View on GitHub

CSE 212 Final Project

Lesson 3: Trees

Introduction

Trees are very useful data structures that are composed of parent and child nodes. They are quite similar to linked lists, since the nodes don’t exist next to each other in memory. They are called trees because they start out with a root node, and they branch out and expand the deeper you go.

Types of Trees

There are many types of trees, but we will talk about three common ones in this tutorial: General Trees, Binary Trees, and Binary Search Trees

General Trees

No constraints on number of children or sorting.

general tree

Binary Trees

Each node can have only two children. No constraints on sorting.

binary tree

Binary Search Trees

Each node can have only two children, with smaller nodes sorted to the left and larger nodes sorted to the right.

binary search tree

Traversing with Recursion

Because trees are not linear like arrays or linked lists, we need to take a different approach to how we traverse them. The solution is recursion! If you’re not familiar with recursion, it involves a function calling itself repeatedly until an action is performed or a piece of data is found. Let’s take a look at the Binary Search Tree (BST) above. Since the BST follows the rules of smaller nodes on the left and larger nodes on the right, we can use that to our advantage as we search through our tree.

Let’s say we want to check if our tree contains the number 3. Starting at our root node, we see it has the value of 4. Since the value we’re searching for is less than 4, we know that it will be on the left side of our root node. And so we call the search function on the left node. On the second iteration of our search, we go through the same process. The value of our node is 2, and the node we’re searching for is greater, so we know it will be on the right. We call the search function once again on the right node. The value of the node is 3, which is the value we’re searching for, so we can return True.

If we were to search for the number 0 in our tree, we would go from 4 to 2 to 1. At that point, we would know that the value does not exist because 0 should be to the left of 1, but 1 does not have a left node, so we would return False. Later on we’ll look at how this can be implemented using a Python class.

Efficiency

The efficiency of searching and adding to a BST is O(log n). If you’re like me and you hated logarithms in math class, then no worries, it’s actually pretty simple. After each iteration of the search, the number of nodes we have to look through is divided by half! Remember inked lists are O(n) for searching because we have to go through every node. With the BST we basically know the shortcut to get to the node we want!

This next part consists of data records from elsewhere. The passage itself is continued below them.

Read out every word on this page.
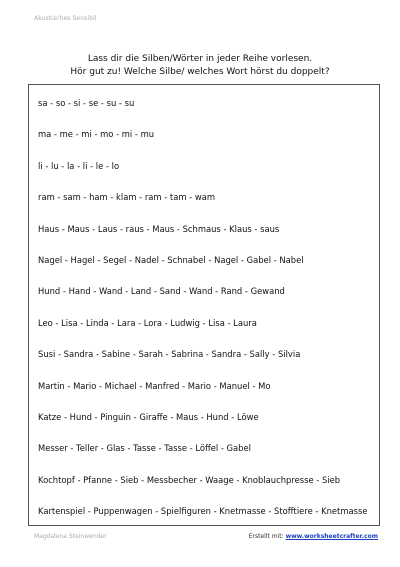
Akustisches Sensibil
Lass dir die Silben/Wörter in jeder Reihe vorlesen.
Hör gut zu! Welche Silbe/ welches Wort hörst du doppelt?
sa - so - si - se - su - su
ma - me - mi - mo - mi - mu
li - lu - la - li - le - lo
ram - sam - ham - klam - ram - tam - wam
Haus - Maus - Laus - raus - Maus - Schmaus - Klaus - saus
Nagel - Hagel - Segel - Nadel - Schnabel - Nagel - Gabel - Nabel
Hund - Hand - Wand - Land - Sand - Wand - Rand - Gewand
Leo - Lisa - Linda - Lara - Lora - Ludwig - Lisa - Laura
Susi - Sandra - Sabine - Sarah - Sabrina - Sandra - Sally - Silvia
Martin - Mario - Michael - Manfred - Mario - Manuel - Mo
Katze - Hund - Pinguin - Giraffe - Maus - Hund - Löwe
Messer - Teller - Glas - Tasse - Tasse - Löffel - Gabel
Kochtopf - Pfanne - Sieb - Messbecher - Waage - Knoblauchpresse - Sieb
Kartenspiel - Puppenwagen - Spielfiguren - Knetmasse - Stofftiere - Knetmasse
Magdalena Steinwender	Erstellt mit: www.worksheetcrafter.com
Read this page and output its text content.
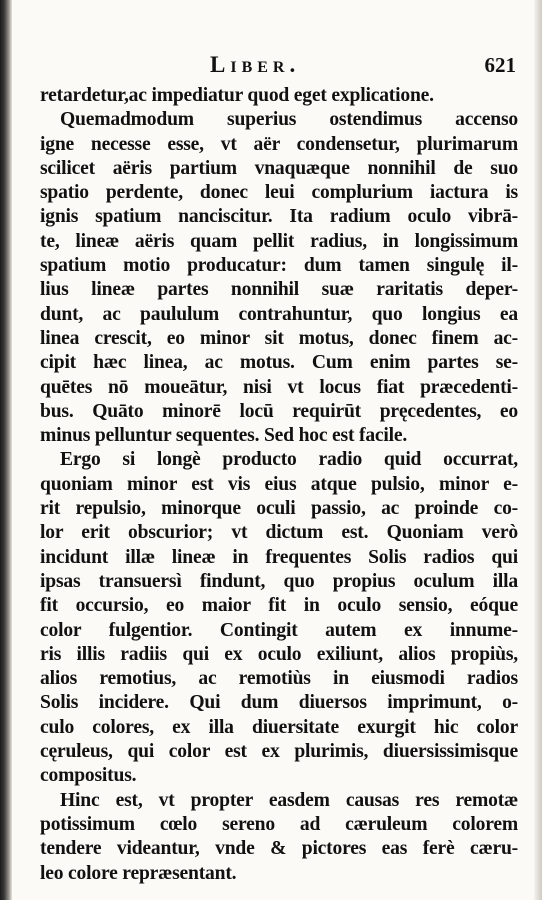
Liber.	621
retardetur,ac impediatur quod eget explicatione.
Quemadmodum superius ostendimus accenso
igne necesse esse, vt aër condensetur, plurimarum
scilicet aëris partium vnaquæque nonnihil de suo
spatio perdente, donec leui complurium iactura is
ignis spatium nanciscitur. Ita radium oculo vibrā-
te, lineæ aëris quam pellit radius, in longissimum
spatium motio producatur: dum tamen singulę il-
lius lineæ partes nonnihil suæ raritatis deper-
dunt, ac paululum contrahuntur, quo longius ea
linea crescit, eo minor sit motus, donec finem ac-
cipit hæc linea, ac motus. Cum enim partes se-
quētes nō moueātur, nisi vt locus fiat præcedenti-
bus. Quāto minorē locū requirūt pręcedentes, eo
minus pelluntur sequentes. Sed hoc est facile.
Ergo si longè producto radio quid occurrat,
quoniam minor est vis eius atque pulsio, minor e-
rit repulsio, minorque oculi passio, ac proinde co-
lor erit obscurior; vt dictum est. Quoniam verò
incidunt illæ lineæ in frequentes Solis radios qui
ipsas transuersì findunt, quo propius oculum illa
fit occursio, eo maior fit in oculo sensio, eóque
color fulgentior. Contingit autem ex innume-
ris illis radiis qui ex oculo exiliunt, alios propiùs,
alios remotius, ac remotiùs in eiusmodi radios
Solis incidere. Qui dum diuersos imprimunt, o-
culo colores, ex illa diuersitate exurgit hic color
cęruleus, qui color est ex plurimis, diuersissimisque
compositus.
Hinc est, vt propter easdem causas res remotæ
potissimum cœlo sereno ad cæruleum colorem
tendere videantur, vnde & pictores eas ferè cæru-
leo colore repræsentant.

If we had a linked-list with 1000 nodes and we wanted to get to the 617th node (assuming they’re sorted with the numbers 1-1000), how many iterations would it take? 617.

If we had a tree with 1000 nodes in it (with 1000 sorted numbers as well), how many iterations would it take to find the 617th node? Let’s do some math:

Iteration Current Node L/R?
1 500 R
2 750 L
3 625 L
4 562 R
5 593 R
6 609 R
7 617 Found!

Wow! Check it out. After just 7 iterations we found the node we were looking for! log base 2 of 1000 is equal to about 10, which means that it will take at most 10 iterations to find any given number in our tree! How’s that for efficiency? The great thing about it is that we could double the size of our tree, and it would only add 1 to the number of iterations. This makes BST’s extremely efficient!

Balanced Trees

Inserting new nodes into the tree follows a similar recursion process as our search function. The value we want to add gets passed down to the left or right depending on its value, and once we get to an empty branch, we add the new node at the end. This can cause problems, however, if the nodes being inserted are already in sorted order. Look at the diagram below. If we insert our nodes in the order 1, 2, 3, 4, 5, the new nodes will always be placed on the right, and at this point it’s basically a linked list.

unbalanced tree

A balanced tree generally has the same number of nodes on both sides of the tree at any given position, such as this example we saw earlier.

binary search tree

There are several balancing algorithms commonly used for Binary Search Trees, such as AVL trees and Red-Black trees. We won’t cover these topics here, but feel free to research them on your own!

Practice

Here’s part of the Python code that we’ll use in our BST class for adding new nodes:

class BST:

    ...

    def add(self, data):
        if self.root:
            self._add_recursive(self.root, data)
        else:
            self.root = BST.Node(data)

    def _add_recursive(self, node, data):
        if data < node.data:
            if node.left:
                self._add_recursive(node.left, data)
            else:
                node.left = BST.Node(data)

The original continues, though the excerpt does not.